I am most grateful that she has found favor with the nurses. She is usually rather chipper and funny. I also learned recently that Gayle likes to play Gin Rummy…and at night she plays cards with the nurses and frequently wins.

Now you have a little picture of why Gayle was kicked out of a Baptist College in her youth. Between the dancing, smoking and card playing…not to mention the boys…she wasn’t quite ready for a prim and proper existence at a Baptist College back in the 1930’s.

There are days…when Gayle is being difficult that I fully understand why my grandmother noted that Gayle got a number of spankings as a child. She still likes to push the envelope. Contrasted with her sister Joyce…Gayle was a bit of a rebel.

The above poem may express some of what Gayle feels and why at times I feel frustrated and perplexed.

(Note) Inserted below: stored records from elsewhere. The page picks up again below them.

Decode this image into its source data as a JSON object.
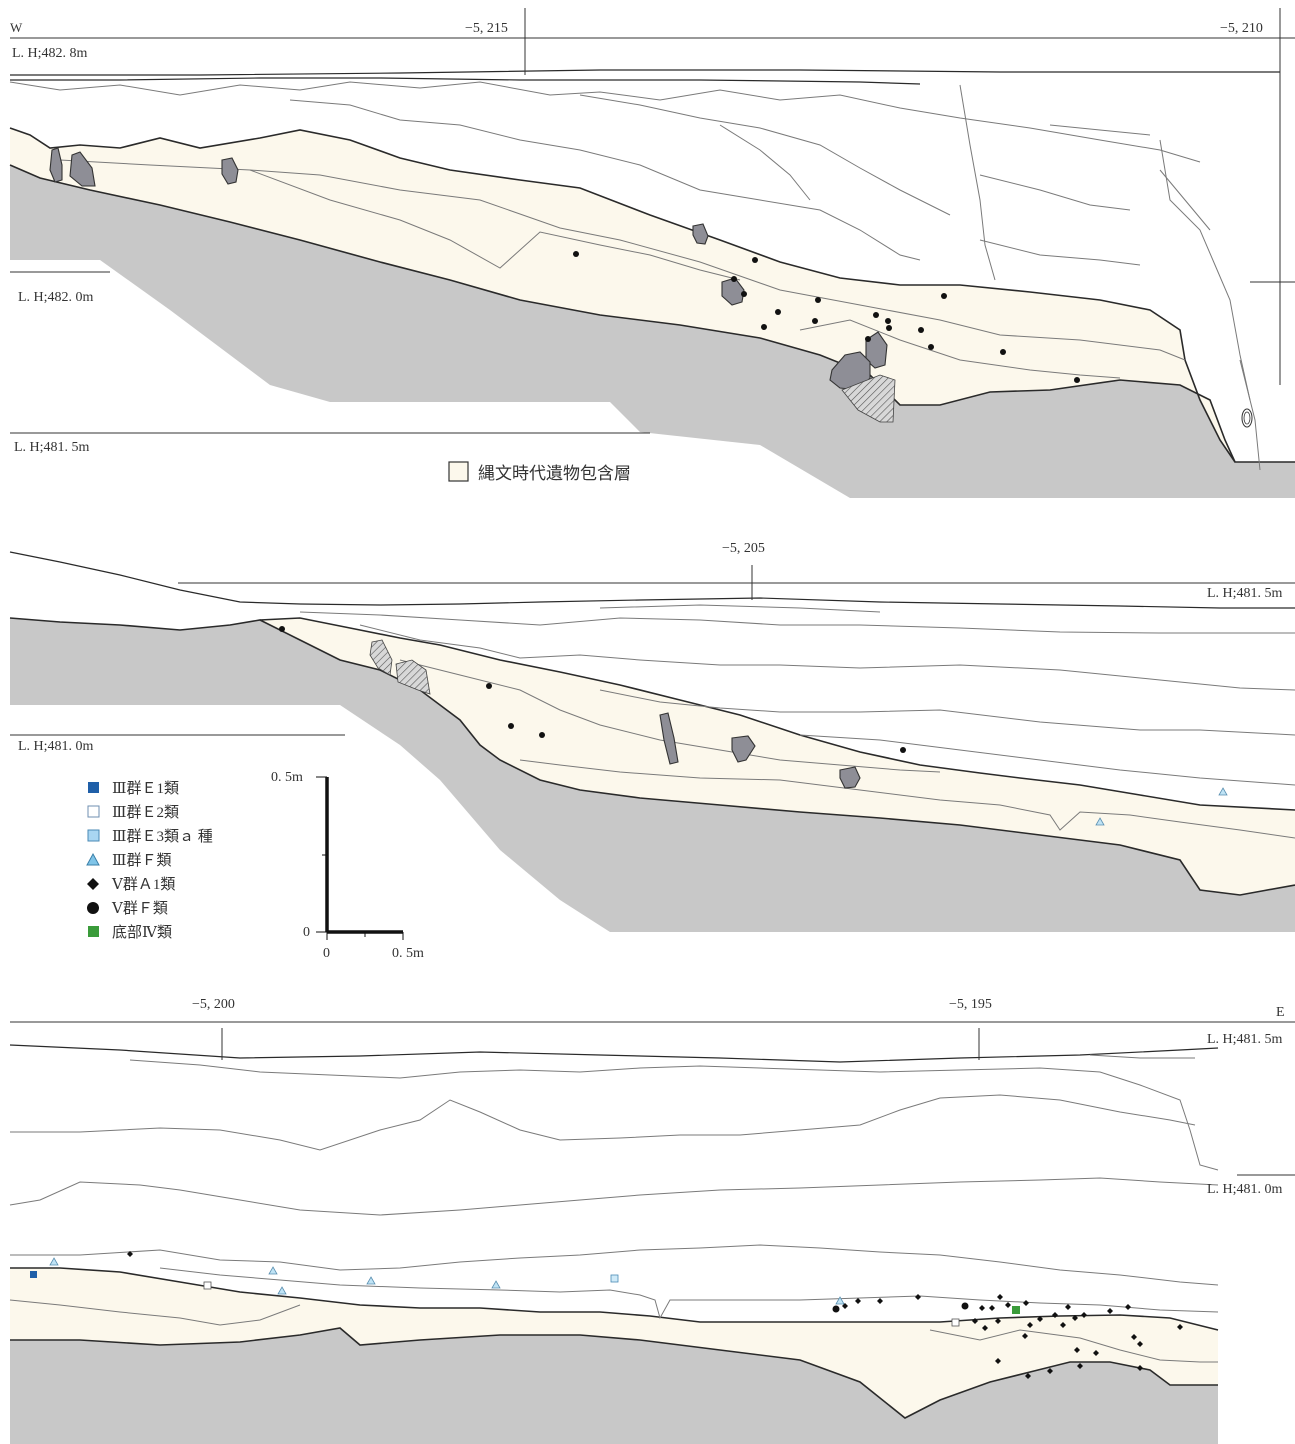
{
  "directions": {
    "west": "W",
    "east": "E"
  },
  "legend_layer": {
    "label": "縄文時代遺物包含層"
  },
  "panels": [
    {
      "id": "top",
      "grid_labels": [
        "−5, 215",
        "−5, 210"
      ],
      "level_labels": [
        "L. H;482. 8m",
        "L. H;482. 0m",
        "L. H;481. 5m"
      ]
    },
    {
      "id": "middle",
      "grid_labels": [
        "−5, 205"
      ],
      "level_labels": [
        "L. H;481. 5m",
        "L. H;481. 0m"
      ]
    },
    {
      "id": "bottom",
      "grid_labels": [
        "−5, 200",
        "−5, 195"
      ],
      "level_labels": [
        "L. H;481. 5m",
        "L. H;481. 0m"
      ]
    }
  ],
  "legend": [
    {
      "symbol": "square",
      "color": "#1f5fa8",
      "label": "Ⅲ群Ｅ1類"
    },
    {
      "symbol": "square-outline",
      "color": "#6f8fb0",
      "label": "Ⅲ群Ｅ2類"
    },
    {
      "symbol": "square-light",
      "color": "#a9d6f2",
      "label": "Ⅲ群Ｅ3類ａ 種"
    },
    {
      "symbol": "triangle",
      "color": "#7fc4e8",
      "label": "Ⅲ群Ｆ類"
    },
    {
      "symbol": "diamond",
      "color": "#111111",
      "label": "Ⅴ群Ａ1類"
    },
    {
      "symbol": "circle",
      "color": "#111111",
      "label": "Ⅴ群Ｆ類"
    },
    {
      "symbol": "square",
      "color": "#3a9b3a",
      "label": "底部Ⅳ類"
    }
  ],
  "scale_bar": {
    "top_label": "0. 5m",
    "origin_label": "0",
    "x_zero": "0",
    "x_label": "0. 5m"
  },
  "colors": {
    "deposit": "#fcf8ec",
    "bedrock": "#c8c8c8",
    "stone": "#8e8e96"
  }
}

So many folks don’t feel comfortable in nursing homes or assisted living places. To some extend when you enter these places you feel the pall of once vibrant healthy people…now waiting to die. Most folks that check in will die there. Honestly…I can’t say I feel comfortable there. But it’s like anything…the more you do it…the more familiar it gets.

It’s certainly not what Gayle signed up for…she is now living out her nightmare. It’s certainly not what I signed up for. But isn’t that kind of what life is like? I think we are most fortunate when we get the good stuff in addition to the stinky. Hopefully at the end of the day…the good will outweigh the bad. When the bad is overwhelming…that’s when I’m aware that God is carrying me through.